NWS issued a profit warning on 19 Jun, expecting a significant YoY drop in profit to shareholders in FY20 ending 30 Jun, without giving concrete numbers. We believe this has been largely priced in, and maintain BUY with TP slightly lowered to HK$11.90, but note that the stock may lack re-rating catalysts in the short term.
- Profit decline mainly due to COVID-19. NWS attributed the expected drop in profit to 1) no toll fee income during 17 Feb to 5 May 2020 due to PRC policies in the wake of COVID-19; 2) ridership in HK bus services substantially reduced; 3) Facilities Management's (HKCEC and duty free shops) revenue significantly declined due to persistent travel restrictions and prohibition on group gathering; 4) provisions or impairments in various business segments in view of the current low interest rate and adverse economic environment.
- Not surprising and largely priced in. We believe the negative factors mentioned in the profit warning have already been well noted by investors. Since the announcement of toll fee exemption by PRC Ministry of Transport on 15 Feb 2020, NWS's share price has slumped 32% (underperformed HSI by 21 ppts). This has priced in a big drop in FY20E earnings, in our view.
- Reiterated progressive dividend policy. Management stressed that the Group’s liquidity and cashflow remain healthy and sound, with >HK$14bn unutilized committed banking facilities, and expected to maintain its existing sustainable and progressive dividend policy.
- Maintain BUY, TP slightly cut to HK$11.90. We slightly lowered our FY20E EPS & FY21E NAV forecasts by 1-2%, and accordingly trimmed our TP to HK$11.90, based on 25% discount to FY21E NAV. We expect overall business to gradually return to normal when the COVID-19 is under control. It remains an attractive yield play with 8.3% dividend yield.

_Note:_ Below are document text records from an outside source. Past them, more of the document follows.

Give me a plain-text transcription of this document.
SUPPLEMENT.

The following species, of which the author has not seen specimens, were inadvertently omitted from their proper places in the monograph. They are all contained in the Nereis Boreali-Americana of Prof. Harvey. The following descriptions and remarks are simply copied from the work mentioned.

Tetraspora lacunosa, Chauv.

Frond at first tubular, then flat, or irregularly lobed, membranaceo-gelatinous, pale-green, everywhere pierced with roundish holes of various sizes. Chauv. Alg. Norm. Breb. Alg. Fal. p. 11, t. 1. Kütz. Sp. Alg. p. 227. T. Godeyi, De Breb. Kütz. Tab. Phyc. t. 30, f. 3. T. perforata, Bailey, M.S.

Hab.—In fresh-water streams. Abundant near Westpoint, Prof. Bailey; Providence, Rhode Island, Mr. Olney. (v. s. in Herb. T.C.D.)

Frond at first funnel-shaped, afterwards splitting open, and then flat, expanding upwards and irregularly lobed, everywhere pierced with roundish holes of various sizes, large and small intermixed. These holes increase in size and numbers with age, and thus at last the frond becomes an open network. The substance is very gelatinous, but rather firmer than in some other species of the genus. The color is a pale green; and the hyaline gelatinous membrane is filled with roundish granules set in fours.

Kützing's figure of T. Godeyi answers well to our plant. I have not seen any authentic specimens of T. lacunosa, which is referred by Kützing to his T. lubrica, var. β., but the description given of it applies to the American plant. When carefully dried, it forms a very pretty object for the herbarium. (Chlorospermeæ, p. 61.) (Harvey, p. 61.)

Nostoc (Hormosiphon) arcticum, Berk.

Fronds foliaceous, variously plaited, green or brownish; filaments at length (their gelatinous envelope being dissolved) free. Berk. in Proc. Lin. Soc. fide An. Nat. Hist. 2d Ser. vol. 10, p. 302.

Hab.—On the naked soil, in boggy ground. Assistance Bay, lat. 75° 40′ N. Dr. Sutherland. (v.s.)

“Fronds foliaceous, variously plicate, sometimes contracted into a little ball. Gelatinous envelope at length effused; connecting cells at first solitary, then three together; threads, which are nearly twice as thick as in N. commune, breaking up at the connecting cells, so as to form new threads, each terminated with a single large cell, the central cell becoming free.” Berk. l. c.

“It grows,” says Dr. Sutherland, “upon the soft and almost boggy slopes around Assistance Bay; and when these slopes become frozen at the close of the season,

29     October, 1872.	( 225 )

- Lack short-term catalysts: Spinoffs (e.g. aviation), disposals of non-core assets, and acquisitions at attractive valuation are the potential long-term catalysts, but with the uncertainties in business environment due to COVID-19, chances of these catalysts materializing may have diminished. The one catalyst investors are looking forward to is China’s protective policies to compensate for Roads’ toll exemption.